"Balance of Terror" is easily one of the most remarkable episodes of the whole series, let alone first season, and since it's the debut of the Romulans, essential to the whole franchise. It's the first time Star Trek got everything right the first shot, too.
So yeah, it's got a lot going for it.
It seems a little wrong, somehow, that the Romulans appeared for the first time before the Klingons. Both have a claim to representing in the series the Cold War conflict. The Romulans, I suppose, represented the more militaristic aspects, while the Klingons the cultural competition, which is certainly odd when you think of Klingons more as warriors and Romulans more for their isolated society. But really, it makes sense. Neither the Klingons nor Romulans actively fought against the Federation during Kirk's time. As presented in this episode, there was a war between the Romulan Star Empire and the Federation about a century before, but that's a long time ago by any standard, future or otherwise.
The crucial thing about the episode is that Kirk doesn't even know what Romulans look like. The past conflict was, of course, conducted entirely aboard starships. That's perhaps how it's easy to understand the difference between the cold warriors of the series. Klingons being more aggressive, they would be much more likely to present a personal appearance, whereas Romulans, who possess such technology as cloaking devices, are much more liable to keep to themselves, despite inclinations that lead to inevitable conflicts with its neighbors.

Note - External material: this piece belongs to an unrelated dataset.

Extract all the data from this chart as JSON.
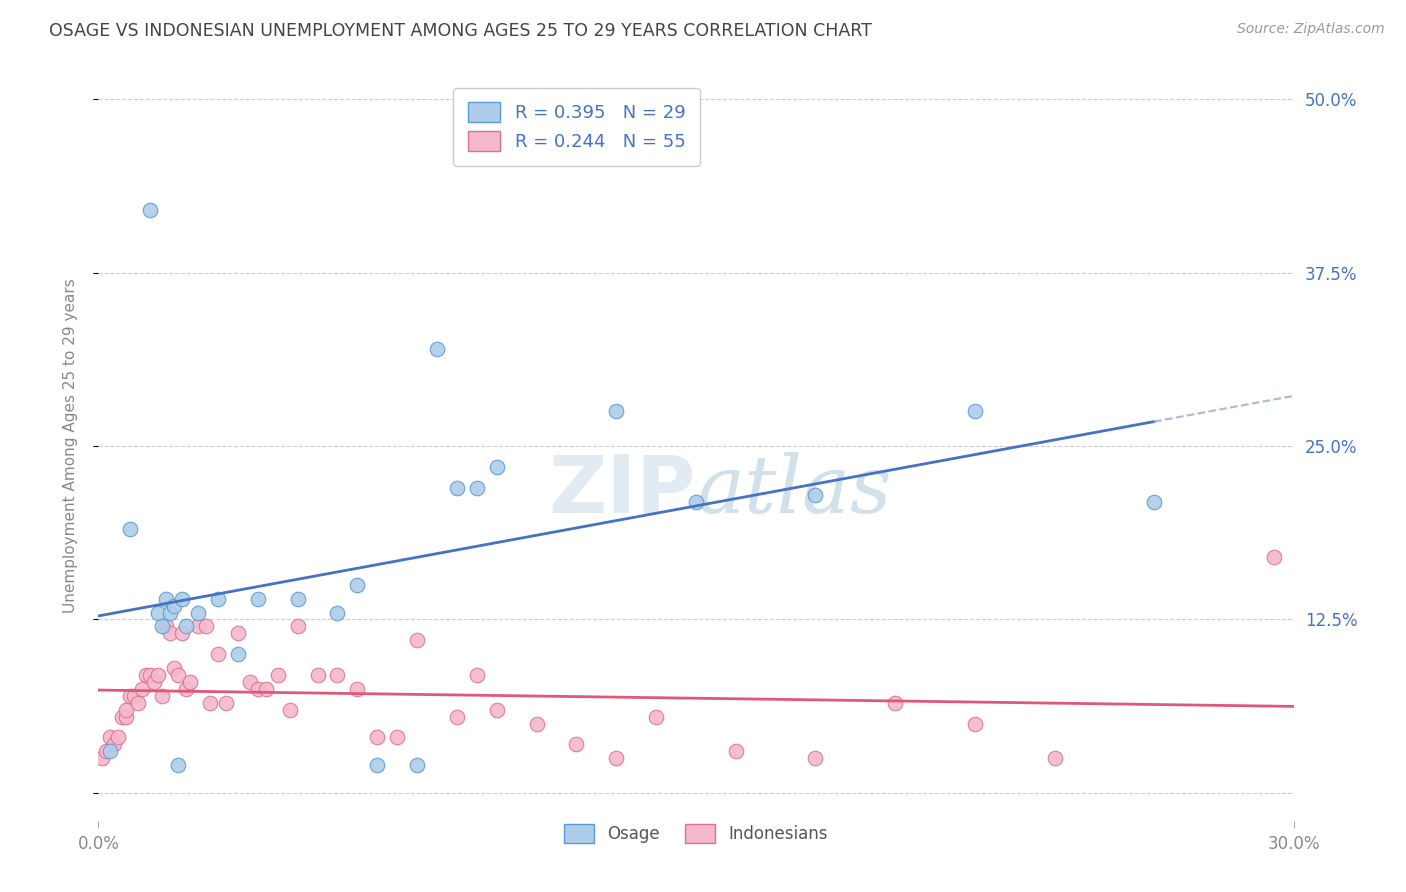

Anyway. That's nearly beside the point. The episode itself is like a fictional version of the Cuban Missile Crisis, a standoff that could potentially lead to a conflict neither side wants. This leaves Kirk in his most dramatic moment of command yet, which makes the events of "The Corbomite Maneuver" a few episodes earlier pale in comparison, and reveals the true strength of his character. He is a remarkably versatile individual, a real leader. What's surprising is that the enemy matches him in every sense. The enemy as a nuanced individual? That's the true genius of this episode. It dares to make such a case in the middle of the Cold War.
There was perhaps a thaw that had settled in between the real world forces. By the second season, there would in fact be a Russian, an instantly beloved one, serving in Kirk's crew. So it's perhaps not completely surprising that "Balance of Terror" could happen, but it's still the most mature, daring episode of the series yet, what it looks like at its best.
There's a fair bit of melodrama inserted into the story that serves as a little bit of distraction. One of the better aspects of this element, however, is the bigotry Spock faces when the Romulans are revealed to be closely related to his Vulcan ancestors. Seldom enough, Spock's heritage is addressed directly, as well as how it affects his place among a crew made up seemingly entirely of humans. He's the alien in the room, most often viewed by fans as the classic observer but more accurately described as the outsider. A few episodes later, "The Galileo Seven" presents this more directly, but "Balance" gets there first, another reason to consider this one a classic.